TeleTime
- Country: Greece
- Broadcast area: Peloponnese, southern Central Greece, Aetolia, Kythira, Phocis, in Corinthian gulf, in islands of Argosaronic, in southern Ionian islands, Boeotia and in western Attica

Programming
- Language: Greek
- Picture format: 576i (SDTV)

Ownership
- Owner: TeleTime S.A.

History
- Founded: 23 April 1992
- Launched: 1992
- Closed: 2013

= Tele Time =

TeleTime is a Greek local television station serving Western Greece. It includes the prefectures of Achaia, Aetolia-Acarnania, Elis, Cephalonia, Lefkada and Zakynthos. Its headquarters are in Patras.
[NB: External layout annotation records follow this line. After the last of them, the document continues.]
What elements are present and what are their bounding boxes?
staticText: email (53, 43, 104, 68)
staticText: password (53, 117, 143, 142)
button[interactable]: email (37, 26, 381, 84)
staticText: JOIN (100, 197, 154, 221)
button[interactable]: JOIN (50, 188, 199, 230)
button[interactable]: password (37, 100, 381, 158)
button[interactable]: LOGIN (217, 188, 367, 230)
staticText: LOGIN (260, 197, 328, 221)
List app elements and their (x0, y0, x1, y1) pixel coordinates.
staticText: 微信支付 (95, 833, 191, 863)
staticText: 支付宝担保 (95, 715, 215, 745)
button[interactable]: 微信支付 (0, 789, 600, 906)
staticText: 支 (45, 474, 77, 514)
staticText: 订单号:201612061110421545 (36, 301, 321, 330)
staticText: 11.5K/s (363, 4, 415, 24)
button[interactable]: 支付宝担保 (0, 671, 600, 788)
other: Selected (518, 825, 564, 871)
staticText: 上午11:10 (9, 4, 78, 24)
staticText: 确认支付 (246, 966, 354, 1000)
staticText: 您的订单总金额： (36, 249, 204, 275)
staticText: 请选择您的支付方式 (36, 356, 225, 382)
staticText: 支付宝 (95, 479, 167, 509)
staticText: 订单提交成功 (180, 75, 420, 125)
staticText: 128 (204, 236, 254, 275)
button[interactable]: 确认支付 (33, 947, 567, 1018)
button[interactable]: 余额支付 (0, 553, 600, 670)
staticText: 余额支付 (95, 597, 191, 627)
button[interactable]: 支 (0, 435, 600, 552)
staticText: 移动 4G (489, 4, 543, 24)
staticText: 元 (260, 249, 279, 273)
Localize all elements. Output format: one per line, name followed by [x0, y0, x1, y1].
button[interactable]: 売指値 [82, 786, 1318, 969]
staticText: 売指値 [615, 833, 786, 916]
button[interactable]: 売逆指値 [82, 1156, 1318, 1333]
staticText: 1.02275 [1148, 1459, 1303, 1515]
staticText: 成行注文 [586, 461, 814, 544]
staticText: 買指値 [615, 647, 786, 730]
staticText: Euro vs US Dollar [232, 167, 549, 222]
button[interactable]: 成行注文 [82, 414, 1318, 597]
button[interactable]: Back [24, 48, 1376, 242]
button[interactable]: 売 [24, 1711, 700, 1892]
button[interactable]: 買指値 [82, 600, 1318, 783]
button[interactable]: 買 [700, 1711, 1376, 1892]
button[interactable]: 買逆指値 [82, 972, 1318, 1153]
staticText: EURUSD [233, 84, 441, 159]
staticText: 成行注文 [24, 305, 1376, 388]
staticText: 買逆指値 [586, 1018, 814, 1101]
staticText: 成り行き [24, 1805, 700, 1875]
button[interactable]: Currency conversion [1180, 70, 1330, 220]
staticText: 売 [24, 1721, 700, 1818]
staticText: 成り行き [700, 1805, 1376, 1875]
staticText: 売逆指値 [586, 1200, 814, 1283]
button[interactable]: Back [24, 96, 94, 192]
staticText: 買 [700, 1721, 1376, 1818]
It offers movies as well as local programs and programs from Greece, as well as children's programs and animated series from Nickelodeon.

==History==
It had broadcast programs from Seven X as it was its affiliate, in the early 2000s, much of the schedule was replaced when it no longer broadcast satellite channels and began broadcasting music videos in the morning, around 2005 to 2006, the morning show was introduced in the Peloponnese and Western Greece. The ownership once belonged to the journalist Giorgos Tragkas. In 2008, the station was bought by Patrinos Theodoros Kamberos, head of Kamberos, owner of the paper I Imera and the radio station Radio Gamma. The channel features and feature Anastassopoulos, Karvouniaris, Efthymiou, Bairaktaris, etc. TeleTime also has a company with its channel that of Channel 10 (now Alert TV) in the Attica prefecture.

==Logo and slogan==
Its logo was formerly with two Ts and striped, the name of the station later appeared at the bottom in 1995 and changed text several times. It lost its logo and its current logo is with a triangle facing upside down coloured lavender-pink and Tele Time in two lines to the right. Its historic slogans have been The Power of Television (I Dynami (or Dinami) tis Tileorasis).

==Closure==
In early 2014, the NCRTV decided to delist Teletime as it had stopped broadcasting since the previous year (2013) due to financial problems.